Each state also has a varying set of rules and verification requirements to try to ensure the data is used solely for a political purpose. Anyone can search North Carolina’s free online voter database, for example, but in New Hampshire, people have to verify they are with a political party or committee before purchasing the voter file from the secretary of state. Many states and jurisdictions, from Alaska to the District of Columbia to Florida, allow for “unrestricted” use of the data, according to a database kept by NationBuilder.
Such wide availability has many security experts concerned. “It’s not the individual pixels, but the mosaic,” Mr. Spiezle said.
The digitization of many of these voter files in recent years has opened the door for more data breaches. Just in the past year, there have been some major disclosures of information.
More than six million voters in Georgia had their voting information and Social Security numbers exposed in a breach back in October. And in Florida, personal voter information about an undisclosed number of “high-risk professionals” such as judges and law enforcement officials was mistakenly released in April.
Those disclosures were just the results of human error. But many campaigns, especially at the presidential level, have been the target of hacking attacks. In 2008, Barack Obama’s campaign and Senator John McCain’s campaign were reported to have been hacked by the Chinese government. In 2012, the Obama and Mitt Romney campaigns were subjected to repeated hacking attempts, sometimes as often as four to five times a week.

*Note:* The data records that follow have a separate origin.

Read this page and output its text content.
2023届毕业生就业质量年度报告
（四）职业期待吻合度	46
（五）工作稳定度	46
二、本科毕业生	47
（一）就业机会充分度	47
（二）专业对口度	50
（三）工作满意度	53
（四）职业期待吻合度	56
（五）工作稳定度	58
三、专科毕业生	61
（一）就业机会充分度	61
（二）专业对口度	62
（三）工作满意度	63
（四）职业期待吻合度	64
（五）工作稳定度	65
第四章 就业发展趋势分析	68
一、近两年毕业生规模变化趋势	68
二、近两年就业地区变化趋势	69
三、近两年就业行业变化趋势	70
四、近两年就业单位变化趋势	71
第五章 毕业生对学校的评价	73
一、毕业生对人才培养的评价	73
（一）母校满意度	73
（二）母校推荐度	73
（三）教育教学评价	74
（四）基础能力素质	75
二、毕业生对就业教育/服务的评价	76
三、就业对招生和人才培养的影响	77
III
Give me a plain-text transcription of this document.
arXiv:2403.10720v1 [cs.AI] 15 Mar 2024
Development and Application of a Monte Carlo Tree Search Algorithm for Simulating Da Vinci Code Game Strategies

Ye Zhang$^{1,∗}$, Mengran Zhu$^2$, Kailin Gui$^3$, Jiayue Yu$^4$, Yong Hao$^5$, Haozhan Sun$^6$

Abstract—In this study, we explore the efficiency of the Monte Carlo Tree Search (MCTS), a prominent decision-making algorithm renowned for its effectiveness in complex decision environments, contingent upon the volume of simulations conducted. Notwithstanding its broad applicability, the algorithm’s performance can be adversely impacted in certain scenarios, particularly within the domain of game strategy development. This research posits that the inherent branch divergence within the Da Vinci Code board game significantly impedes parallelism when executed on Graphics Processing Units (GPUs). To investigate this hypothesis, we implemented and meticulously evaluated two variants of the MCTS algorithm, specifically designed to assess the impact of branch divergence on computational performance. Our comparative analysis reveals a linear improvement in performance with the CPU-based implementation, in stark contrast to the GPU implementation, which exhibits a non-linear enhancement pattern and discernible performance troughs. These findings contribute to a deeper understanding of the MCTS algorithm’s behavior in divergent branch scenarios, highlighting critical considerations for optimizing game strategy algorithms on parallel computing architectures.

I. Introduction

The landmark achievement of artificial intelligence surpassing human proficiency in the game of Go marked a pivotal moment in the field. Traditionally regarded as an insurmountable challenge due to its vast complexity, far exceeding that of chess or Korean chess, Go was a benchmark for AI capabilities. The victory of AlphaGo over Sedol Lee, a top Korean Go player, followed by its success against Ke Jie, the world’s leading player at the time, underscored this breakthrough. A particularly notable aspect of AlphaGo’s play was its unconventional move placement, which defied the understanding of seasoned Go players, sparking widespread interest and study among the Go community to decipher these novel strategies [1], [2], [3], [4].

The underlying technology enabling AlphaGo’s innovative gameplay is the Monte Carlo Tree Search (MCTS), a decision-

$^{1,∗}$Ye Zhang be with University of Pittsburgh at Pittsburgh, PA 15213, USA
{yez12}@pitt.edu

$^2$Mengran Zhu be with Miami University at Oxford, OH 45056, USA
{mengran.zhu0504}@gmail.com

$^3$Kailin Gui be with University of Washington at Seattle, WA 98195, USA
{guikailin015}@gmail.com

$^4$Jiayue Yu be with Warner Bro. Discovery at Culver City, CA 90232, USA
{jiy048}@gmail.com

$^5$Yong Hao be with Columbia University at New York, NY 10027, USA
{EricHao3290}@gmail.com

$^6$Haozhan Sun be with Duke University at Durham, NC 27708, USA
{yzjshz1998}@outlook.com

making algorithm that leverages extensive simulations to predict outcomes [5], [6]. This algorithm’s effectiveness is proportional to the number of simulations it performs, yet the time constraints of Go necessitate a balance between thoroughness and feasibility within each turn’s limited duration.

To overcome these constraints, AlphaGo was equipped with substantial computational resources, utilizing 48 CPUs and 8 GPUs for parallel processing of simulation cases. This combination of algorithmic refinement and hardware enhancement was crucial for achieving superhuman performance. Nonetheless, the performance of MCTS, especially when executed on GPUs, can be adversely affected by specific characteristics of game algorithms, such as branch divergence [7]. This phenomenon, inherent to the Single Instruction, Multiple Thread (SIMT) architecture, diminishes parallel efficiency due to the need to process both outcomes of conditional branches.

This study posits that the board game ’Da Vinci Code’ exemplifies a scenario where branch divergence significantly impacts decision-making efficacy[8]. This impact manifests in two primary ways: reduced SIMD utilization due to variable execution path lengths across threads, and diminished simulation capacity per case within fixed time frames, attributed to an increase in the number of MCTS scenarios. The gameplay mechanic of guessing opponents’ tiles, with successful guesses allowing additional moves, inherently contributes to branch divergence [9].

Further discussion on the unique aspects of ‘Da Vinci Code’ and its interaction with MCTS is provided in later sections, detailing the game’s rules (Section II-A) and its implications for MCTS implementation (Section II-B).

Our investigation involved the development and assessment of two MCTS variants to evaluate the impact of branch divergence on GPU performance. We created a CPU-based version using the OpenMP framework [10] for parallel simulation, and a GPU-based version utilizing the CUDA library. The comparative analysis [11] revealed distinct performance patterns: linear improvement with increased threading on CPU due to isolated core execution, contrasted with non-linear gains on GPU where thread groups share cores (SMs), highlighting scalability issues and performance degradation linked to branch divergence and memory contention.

Because of this threat, some campaigns have been taking steps to make sure their data and infrastructure are secure. Hillary Clinton’s campaign has a team of engineers and others continually monitoring for potential attacks, and Gov. Scott Walker’s now-defunct campaign hired people to monitor and prevent threats.
Even with aggressive efforts to secure proprietary data, accidental breaches can happen, as evidenced by the recent flare-up after a member of the campaign of Senator Bernie Sanders viewed and saved information from the Clinton campaign’s confidential voter file that was held by the Democratic National Committee.
That data may have been of real use only to the Sanders campaign; had it fallen into the hands of a hacker or activist group, it would have essentially the same worth as the publicly available data. But many security experts cite it as yet another example, along with the publication of the 191 million voter records, that states are not taking the security of voter data seriously enough.
“No one wants to go through a phone book trying to build up profiles of individuals,” Mr. O’Farrell said. “These collections of massive amounts of user-specific and very personal data just make it easier. And the easier the crime, the more profitable it becomes.”